Hannah may have been confined to her room for the majority of her stay at the mental health facility, but in actuality, Hannah was only in the faculty for one and a half months, maybe two. It’s easy enough to calculate because we know Hannah’s parents sent her to California to attend summer school and Hannah had already been in summer school for two months before the incident happened that had her ordered to the mental health facility for observation and being a potential danger to herself and others.

And because Hannah was considered a danger to herself and others, she would have, in reality, been kept away from the other patients until she was correctly diagnosed, after which she would start a medication regiment. Here’s another fact, there is no one size fits all when it comes to medications and diagnoses. We know that when Hannah returned to New York with her parents’ school had been in session for a month before her return. So, again, do the math. Also, remember that Hannah was a juvenile so it would be natural to turn her over to her parents to be taken home for additional monitoring and treatment. There are roughly three-thousand miles between New York City and San Francisco.

Alyssa Sheinmel also wrote in her Author’s Notes, “Additionally, I read that antipsychotics may take effect after a few days, but following acute episodes, they can take as long as four to six weeks…” This is also not fiction; it is a fact. As I said, there is no one size fits all. What works for one may not work for many others.

Sheinmel’s novel is skillfully written, and although she makes it clear that her novel is a work of fiction, she wrote a novel befitting a non-fiction novel. It was clear to me that Sheinmel had not just put pen to paper and began to write, just as it was manifested in her writing that she had spent more than enough adequate time researching the topic of mental health disorders and medications used to treat disorders. In this case a psychotic disorder. Sheinmel was very much on point when writing A Danger to Herself and Others.

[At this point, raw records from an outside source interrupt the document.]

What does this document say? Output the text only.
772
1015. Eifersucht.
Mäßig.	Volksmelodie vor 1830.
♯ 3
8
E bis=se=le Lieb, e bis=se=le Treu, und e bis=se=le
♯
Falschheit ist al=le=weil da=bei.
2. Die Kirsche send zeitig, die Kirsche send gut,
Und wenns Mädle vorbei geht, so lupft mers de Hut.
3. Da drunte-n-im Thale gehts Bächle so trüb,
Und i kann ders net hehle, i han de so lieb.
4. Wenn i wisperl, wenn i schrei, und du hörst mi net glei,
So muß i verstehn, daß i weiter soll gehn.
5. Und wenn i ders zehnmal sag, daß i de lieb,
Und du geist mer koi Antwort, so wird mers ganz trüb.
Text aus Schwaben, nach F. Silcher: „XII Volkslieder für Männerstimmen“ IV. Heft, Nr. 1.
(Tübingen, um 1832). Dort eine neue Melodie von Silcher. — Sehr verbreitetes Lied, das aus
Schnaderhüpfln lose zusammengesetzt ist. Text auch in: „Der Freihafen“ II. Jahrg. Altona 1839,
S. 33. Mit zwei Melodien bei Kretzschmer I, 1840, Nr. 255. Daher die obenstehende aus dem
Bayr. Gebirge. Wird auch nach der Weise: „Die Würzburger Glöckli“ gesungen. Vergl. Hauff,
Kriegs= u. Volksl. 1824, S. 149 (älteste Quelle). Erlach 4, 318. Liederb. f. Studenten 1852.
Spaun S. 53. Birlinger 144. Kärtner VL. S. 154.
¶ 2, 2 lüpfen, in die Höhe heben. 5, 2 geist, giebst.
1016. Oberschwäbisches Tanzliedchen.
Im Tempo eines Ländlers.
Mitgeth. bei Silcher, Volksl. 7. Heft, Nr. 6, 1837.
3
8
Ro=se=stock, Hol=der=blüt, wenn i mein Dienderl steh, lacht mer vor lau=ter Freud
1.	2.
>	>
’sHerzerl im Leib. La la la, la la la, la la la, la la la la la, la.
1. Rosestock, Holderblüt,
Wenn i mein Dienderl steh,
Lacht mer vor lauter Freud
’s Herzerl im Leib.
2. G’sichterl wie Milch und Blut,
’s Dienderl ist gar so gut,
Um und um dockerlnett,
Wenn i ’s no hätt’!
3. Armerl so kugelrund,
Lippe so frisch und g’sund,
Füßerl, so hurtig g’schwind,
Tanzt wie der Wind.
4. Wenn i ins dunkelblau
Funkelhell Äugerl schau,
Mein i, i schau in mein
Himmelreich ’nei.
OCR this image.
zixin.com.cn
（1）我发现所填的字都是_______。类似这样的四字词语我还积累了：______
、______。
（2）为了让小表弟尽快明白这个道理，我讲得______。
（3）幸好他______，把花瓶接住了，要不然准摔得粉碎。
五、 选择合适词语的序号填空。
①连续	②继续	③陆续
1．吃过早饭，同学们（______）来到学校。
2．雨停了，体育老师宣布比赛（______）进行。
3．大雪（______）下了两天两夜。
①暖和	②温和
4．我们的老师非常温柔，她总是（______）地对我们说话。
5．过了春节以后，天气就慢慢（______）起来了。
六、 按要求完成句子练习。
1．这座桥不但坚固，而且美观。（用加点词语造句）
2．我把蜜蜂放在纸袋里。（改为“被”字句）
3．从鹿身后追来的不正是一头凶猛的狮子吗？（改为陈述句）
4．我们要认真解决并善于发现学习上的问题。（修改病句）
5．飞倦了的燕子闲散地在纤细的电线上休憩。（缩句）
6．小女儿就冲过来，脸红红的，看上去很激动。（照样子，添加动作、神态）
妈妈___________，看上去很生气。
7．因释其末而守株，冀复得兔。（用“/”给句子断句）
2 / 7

I have to admit that I was dismayed by the 1-3 Star reviews that Alyssa Sheinmel’s novel A Danger to herself and Others received. I was also put off by the dismissiveness of what is and is not believable or capable, as I have already addressed. I would suggest to the readers and reviewers who have doubts about psychosis and psychotic episodes that they get themselves a Diagnostic and Statistical Manual for Mental Health Disorders, 5th Edition: DSM-5 and familiarize themselves with mental illness as Sheinmel clearly did. It is unfair to the novel and the author when someone reads a book and decides what is right or wrong about the book, or reads a book that may be in your genre, but the subject matter is not in your genre. You are not required to read a book that is not in your genre, simply notify NetGalley that you are not going to write a review because the book was outside of your genre. Don’t bash a novel or the author that put hundreds of hours into writing the novel you are criticizing. The negative reviews are as wrong as the 1-3 star reviews that A Danger to Herself and Others received from reviews on NetGalley. I have to say that I would like to see how things go for Hannah now that she is back in New York with her family, or is she? I hope there will be a sequel to A Danger to Herself and Others.

Thank you to Sourcebooks Fire, Alyssa Sheinmel and NetGalley for the opportunity to read and review A Danger to Herself and Others. And a special note of thanks to Alyssa Sheinmel for taking on a subject too many turn their backs on.